Le temps passe et revient sur ses pas : se pose très sérieusement la question de savoir s’il ne faut pas revenir sur la mixité dans les classes. Et il ne s’agit pas des « quartiers sensibles » où la condition des filles n’est pas toujours enviable, mais de l’exemple de la très respectable institution Saint-Jean-de-Passy, dans le dossier du Point de cette semaine consacré au “nouvel essor des femmes”.

En effet, dans cet établissement mixte, du primaire aux prépas, garçons et filles sont séparés au collège, quatre années pendant lesquelles les classes fonctionnent en parallèle.
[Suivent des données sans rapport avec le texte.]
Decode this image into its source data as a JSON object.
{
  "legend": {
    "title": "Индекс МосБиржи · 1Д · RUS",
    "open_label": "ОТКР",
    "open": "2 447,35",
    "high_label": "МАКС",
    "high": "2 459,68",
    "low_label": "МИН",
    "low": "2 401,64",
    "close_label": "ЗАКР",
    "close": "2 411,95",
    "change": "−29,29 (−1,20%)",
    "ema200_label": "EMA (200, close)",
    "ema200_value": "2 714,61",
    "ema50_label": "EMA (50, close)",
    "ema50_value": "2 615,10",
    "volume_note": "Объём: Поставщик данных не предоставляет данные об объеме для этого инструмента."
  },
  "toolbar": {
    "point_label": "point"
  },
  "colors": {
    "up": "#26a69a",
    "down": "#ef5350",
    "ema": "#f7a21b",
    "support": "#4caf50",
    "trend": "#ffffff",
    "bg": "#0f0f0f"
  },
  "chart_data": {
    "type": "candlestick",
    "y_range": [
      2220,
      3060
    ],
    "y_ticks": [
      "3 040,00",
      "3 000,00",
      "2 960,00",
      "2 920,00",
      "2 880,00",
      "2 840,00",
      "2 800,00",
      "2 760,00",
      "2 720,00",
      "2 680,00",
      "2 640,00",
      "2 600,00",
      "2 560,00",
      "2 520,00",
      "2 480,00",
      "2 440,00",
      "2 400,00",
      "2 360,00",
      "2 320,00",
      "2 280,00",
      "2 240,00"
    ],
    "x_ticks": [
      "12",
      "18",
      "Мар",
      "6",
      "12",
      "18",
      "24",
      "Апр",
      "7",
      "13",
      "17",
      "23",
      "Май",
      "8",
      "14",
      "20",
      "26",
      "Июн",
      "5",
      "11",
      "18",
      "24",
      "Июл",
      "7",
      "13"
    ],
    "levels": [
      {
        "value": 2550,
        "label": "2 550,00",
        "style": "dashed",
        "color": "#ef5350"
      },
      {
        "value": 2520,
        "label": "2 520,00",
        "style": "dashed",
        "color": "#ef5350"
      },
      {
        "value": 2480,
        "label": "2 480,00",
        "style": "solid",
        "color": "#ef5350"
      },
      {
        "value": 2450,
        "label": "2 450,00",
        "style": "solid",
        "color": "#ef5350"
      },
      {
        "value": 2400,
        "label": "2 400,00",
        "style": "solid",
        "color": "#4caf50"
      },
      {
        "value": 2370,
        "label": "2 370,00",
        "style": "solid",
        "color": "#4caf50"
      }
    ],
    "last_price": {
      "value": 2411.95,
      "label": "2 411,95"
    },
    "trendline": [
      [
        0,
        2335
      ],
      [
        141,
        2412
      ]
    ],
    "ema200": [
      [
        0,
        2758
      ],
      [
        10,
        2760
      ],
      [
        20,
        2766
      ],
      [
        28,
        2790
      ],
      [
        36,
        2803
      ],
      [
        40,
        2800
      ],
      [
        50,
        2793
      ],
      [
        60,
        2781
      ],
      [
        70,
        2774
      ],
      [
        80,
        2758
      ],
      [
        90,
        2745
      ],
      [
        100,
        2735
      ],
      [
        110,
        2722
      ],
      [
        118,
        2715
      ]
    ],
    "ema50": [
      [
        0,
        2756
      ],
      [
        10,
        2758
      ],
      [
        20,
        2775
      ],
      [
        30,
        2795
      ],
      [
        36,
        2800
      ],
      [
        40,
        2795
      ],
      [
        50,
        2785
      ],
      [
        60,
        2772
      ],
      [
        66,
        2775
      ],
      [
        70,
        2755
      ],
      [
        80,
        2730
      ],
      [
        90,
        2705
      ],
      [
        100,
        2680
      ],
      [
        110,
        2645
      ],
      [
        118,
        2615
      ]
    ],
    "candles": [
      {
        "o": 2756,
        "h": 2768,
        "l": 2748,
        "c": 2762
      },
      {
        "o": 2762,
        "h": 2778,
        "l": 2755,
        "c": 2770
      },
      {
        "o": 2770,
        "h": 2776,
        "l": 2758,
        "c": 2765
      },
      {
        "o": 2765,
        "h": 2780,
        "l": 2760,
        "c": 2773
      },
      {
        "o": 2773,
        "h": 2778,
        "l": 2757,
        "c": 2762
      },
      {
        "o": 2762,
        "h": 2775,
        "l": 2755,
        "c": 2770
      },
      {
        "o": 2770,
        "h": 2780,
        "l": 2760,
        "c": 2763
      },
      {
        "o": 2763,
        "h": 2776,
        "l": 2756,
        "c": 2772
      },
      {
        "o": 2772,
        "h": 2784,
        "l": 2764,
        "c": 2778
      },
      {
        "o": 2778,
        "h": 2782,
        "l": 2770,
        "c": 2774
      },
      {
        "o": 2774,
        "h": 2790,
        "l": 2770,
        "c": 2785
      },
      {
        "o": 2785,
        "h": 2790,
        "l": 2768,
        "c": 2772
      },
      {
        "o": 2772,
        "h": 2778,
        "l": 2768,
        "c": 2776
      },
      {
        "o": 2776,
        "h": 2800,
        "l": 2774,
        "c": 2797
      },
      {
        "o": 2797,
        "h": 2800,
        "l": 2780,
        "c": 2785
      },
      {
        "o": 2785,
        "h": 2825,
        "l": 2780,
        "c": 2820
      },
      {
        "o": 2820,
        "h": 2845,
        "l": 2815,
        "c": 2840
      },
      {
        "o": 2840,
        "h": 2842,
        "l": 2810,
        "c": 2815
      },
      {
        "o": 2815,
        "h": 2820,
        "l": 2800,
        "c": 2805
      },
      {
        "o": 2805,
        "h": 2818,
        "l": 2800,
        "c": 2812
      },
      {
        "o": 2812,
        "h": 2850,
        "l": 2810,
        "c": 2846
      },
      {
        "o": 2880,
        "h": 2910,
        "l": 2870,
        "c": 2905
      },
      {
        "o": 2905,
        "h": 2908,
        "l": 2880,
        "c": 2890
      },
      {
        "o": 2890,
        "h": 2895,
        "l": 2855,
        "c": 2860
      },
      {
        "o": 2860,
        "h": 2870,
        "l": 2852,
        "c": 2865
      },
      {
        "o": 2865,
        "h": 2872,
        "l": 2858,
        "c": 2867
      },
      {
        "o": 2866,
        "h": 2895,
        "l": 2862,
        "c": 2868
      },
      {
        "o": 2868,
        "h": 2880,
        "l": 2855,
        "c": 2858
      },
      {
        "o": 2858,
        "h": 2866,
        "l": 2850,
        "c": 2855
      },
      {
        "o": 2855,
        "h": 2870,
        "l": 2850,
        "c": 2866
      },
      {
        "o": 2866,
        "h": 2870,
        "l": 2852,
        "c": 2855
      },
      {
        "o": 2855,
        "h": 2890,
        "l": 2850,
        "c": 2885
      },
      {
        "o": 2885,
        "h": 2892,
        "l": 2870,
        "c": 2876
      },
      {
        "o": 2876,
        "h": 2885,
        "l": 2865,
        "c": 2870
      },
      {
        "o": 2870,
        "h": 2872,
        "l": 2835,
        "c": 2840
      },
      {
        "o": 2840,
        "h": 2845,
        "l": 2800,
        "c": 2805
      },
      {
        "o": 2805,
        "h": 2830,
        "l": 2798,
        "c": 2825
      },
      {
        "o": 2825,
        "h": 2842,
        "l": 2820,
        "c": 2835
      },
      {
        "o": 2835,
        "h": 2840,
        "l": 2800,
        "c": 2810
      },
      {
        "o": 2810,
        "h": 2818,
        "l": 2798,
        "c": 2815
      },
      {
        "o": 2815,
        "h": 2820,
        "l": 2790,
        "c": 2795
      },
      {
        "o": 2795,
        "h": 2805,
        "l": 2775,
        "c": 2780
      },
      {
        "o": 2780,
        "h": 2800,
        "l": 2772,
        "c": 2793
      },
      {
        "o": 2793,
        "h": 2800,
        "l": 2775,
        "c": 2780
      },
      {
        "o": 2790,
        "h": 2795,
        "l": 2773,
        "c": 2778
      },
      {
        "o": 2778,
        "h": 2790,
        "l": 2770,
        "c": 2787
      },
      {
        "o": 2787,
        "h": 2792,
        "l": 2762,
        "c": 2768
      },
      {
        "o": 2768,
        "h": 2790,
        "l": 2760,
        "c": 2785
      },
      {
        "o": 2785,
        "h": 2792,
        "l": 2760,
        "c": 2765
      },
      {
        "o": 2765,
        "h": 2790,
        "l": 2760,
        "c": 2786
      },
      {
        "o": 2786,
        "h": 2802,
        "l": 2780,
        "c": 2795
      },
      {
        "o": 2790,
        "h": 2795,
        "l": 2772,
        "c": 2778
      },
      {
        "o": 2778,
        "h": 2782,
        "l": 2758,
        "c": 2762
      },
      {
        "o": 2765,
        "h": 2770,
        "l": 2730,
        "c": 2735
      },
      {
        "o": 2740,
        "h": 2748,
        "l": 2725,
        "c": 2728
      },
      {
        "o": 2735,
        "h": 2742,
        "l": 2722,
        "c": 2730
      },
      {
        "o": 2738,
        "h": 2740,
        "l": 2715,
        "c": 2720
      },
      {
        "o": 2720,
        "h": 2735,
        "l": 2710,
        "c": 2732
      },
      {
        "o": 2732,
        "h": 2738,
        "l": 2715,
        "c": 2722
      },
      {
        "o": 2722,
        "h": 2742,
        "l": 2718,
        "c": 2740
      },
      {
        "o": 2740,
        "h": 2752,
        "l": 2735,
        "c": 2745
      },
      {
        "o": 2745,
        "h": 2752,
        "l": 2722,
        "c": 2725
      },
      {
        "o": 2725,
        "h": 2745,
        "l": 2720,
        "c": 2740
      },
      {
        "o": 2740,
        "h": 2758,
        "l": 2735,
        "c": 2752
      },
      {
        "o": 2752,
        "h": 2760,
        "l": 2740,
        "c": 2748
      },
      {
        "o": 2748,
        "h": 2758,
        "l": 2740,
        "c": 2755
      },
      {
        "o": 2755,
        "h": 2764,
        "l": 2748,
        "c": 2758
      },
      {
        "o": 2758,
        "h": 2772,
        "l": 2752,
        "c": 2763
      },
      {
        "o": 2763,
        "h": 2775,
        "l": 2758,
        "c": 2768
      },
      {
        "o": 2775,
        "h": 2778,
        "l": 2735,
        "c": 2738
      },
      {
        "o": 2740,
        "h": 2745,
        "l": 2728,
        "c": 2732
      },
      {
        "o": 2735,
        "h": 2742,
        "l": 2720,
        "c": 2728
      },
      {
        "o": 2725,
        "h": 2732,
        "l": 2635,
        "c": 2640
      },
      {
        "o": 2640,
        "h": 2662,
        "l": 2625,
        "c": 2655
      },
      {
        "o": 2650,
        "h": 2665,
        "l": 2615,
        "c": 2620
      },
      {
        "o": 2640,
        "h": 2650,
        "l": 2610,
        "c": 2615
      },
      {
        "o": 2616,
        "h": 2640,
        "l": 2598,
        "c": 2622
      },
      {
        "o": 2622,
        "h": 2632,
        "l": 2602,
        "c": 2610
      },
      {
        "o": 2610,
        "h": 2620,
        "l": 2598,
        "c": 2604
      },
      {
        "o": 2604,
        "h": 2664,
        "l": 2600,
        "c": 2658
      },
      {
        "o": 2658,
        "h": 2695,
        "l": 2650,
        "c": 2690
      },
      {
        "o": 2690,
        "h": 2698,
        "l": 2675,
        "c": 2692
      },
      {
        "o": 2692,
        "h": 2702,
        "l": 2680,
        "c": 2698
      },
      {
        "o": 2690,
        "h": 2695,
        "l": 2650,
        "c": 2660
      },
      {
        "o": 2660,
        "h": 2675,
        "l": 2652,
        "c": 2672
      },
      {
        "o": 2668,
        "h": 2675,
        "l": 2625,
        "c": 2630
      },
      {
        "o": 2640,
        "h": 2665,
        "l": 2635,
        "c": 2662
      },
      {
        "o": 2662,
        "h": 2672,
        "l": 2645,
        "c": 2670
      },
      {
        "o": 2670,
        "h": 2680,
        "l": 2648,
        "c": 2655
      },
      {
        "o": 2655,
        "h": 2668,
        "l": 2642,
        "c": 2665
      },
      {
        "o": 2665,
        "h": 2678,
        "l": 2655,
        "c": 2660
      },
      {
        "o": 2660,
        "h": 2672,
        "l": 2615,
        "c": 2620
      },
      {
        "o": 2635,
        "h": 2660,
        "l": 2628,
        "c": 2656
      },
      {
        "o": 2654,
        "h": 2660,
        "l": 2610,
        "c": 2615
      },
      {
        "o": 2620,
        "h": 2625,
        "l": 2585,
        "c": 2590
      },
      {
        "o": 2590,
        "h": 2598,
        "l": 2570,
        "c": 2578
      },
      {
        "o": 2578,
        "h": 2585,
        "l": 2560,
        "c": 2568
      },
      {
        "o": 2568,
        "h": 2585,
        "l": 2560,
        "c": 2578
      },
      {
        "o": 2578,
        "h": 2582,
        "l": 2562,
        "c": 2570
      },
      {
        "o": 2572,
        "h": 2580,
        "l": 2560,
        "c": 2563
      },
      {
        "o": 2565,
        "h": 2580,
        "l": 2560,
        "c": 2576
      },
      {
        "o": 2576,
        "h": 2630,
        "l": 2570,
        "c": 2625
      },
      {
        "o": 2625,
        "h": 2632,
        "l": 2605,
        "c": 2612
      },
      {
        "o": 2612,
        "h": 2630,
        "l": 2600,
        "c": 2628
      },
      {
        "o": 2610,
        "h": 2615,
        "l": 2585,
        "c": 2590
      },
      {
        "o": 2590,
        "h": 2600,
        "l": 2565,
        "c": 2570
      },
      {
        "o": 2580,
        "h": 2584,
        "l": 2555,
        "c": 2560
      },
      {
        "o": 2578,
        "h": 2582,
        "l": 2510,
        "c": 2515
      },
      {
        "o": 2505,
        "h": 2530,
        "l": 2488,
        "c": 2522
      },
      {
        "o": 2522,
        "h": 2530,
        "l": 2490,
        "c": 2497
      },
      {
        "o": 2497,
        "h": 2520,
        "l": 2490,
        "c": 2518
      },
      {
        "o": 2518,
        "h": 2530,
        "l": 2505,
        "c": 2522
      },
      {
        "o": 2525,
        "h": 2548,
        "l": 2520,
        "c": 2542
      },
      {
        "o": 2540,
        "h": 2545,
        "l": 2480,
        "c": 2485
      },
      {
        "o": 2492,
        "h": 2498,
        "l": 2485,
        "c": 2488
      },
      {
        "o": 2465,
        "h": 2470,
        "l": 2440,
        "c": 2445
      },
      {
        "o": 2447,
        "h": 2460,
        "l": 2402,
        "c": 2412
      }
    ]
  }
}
La raison est clairement exposée et assumée : il ne s’agit pas de protéger les filles, mais les garçons qui, dans ces années, sont plus indisciplinés qu’elles, étourdis – immatures, en un mot. D’où un désavantage que la séparation annule, les garçons cessant ainsi de mépriser le travail et les bons résultats comme « trucs de fille ». En tenant compte des spécificités des uns et des autres, il est constaté que la séparation profite aux garçons qui, en général, décrochent plus que les filles.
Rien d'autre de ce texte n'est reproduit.